Les professeurs s’approprient les contenus pour en faire des outils pédagogiques.

La formule magique

Le chercheur n’a pas tort sur un point : les conférences TED sont calibrées, rien n’est laissé au hasard. Les présentations sont minutieusement préparées et répétées, théâtralisées diront certains. Le pouvoir de ces TED Talks sur les internautes qui les visionnent sur Internet tient en grande partie à ce souci du détail. La principale conférence – qui se tient désormais à Long Beach, toujours en Californie – est capturée par huit caméras, dans l’esprit d’un tournage de concert de rock. Soigneusement montées, avec par exemple des plans serrés lors des moments forts, les présentations parviennent à procurer des émotions à leur audience. « Nous empruntons le langage du cinéma pour obtenir cet effet », confie Jason Wishnow au New Yorker. Les silences gênants, les problèmes de micro et autres faux pas disparaissent au montage. Le résultat est impeccable.

La durée des présentations – 18 minutes – est une autre raison du succès de TED. Des scientifiques ont étudié la durée maximale d’attention de la majorité des gens et elle se situerait entre 10 et 18 minutes.

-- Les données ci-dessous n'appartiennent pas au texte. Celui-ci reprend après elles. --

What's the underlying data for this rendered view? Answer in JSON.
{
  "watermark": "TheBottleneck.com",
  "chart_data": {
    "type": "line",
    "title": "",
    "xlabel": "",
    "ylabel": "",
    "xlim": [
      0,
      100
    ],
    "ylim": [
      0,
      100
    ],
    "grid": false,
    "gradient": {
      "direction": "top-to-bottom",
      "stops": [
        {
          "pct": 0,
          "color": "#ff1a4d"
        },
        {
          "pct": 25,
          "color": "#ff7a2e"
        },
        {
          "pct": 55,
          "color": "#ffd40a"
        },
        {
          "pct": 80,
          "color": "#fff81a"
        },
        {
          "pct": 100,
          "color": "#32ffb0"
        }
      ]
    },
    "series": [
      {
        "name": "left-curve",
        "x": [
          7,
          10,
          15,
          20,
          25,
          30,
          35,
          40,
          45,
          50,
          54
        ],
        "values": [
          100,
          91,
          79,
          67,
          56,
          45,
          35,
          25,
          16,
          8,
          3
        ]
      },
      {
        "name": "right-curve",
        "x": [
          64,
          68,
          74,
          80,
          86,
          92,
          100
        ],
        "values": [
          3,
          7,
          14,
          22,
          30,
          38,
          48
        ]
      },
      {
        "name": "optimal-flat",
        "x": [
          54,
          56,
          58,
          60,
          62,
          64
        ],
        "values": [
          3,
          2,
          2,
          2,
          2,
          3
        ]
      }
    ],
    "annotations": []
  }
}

TED a choisi la fourchette haute. « 18 minutes est assez long pour être sérieux et assez court pour retenir l’attention, explique Chris Anderson. Et c’est un format qui fonctionne très bien sur Internet. C’est le temps d’une pause café. »

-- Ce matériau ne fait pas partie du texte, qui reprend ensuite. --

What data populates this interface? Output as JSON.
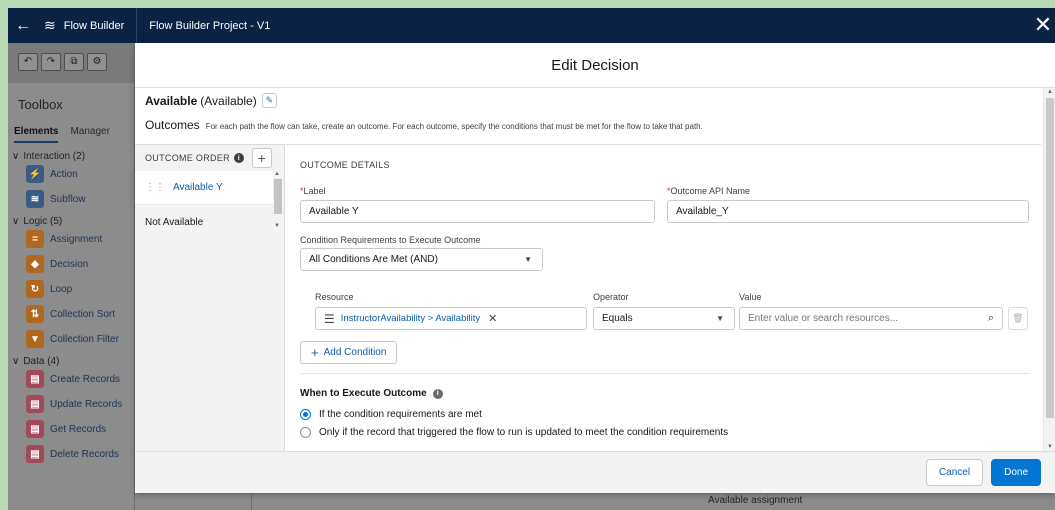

A ceux qui critiquent ce format court, les organisateurs de TED répètent qu’il est important de rappeler ce que TED est ; et ce qu’il n’est pas. Un TED Talk n’est pas un exposé scientifique. Il est même volontairement une antithèse des présentations académiques. C’est une courte présentation destinée à avoir un impact émotionnel fort. Cet impact, selon les ambitions de TED, est censé servir d’inspiration.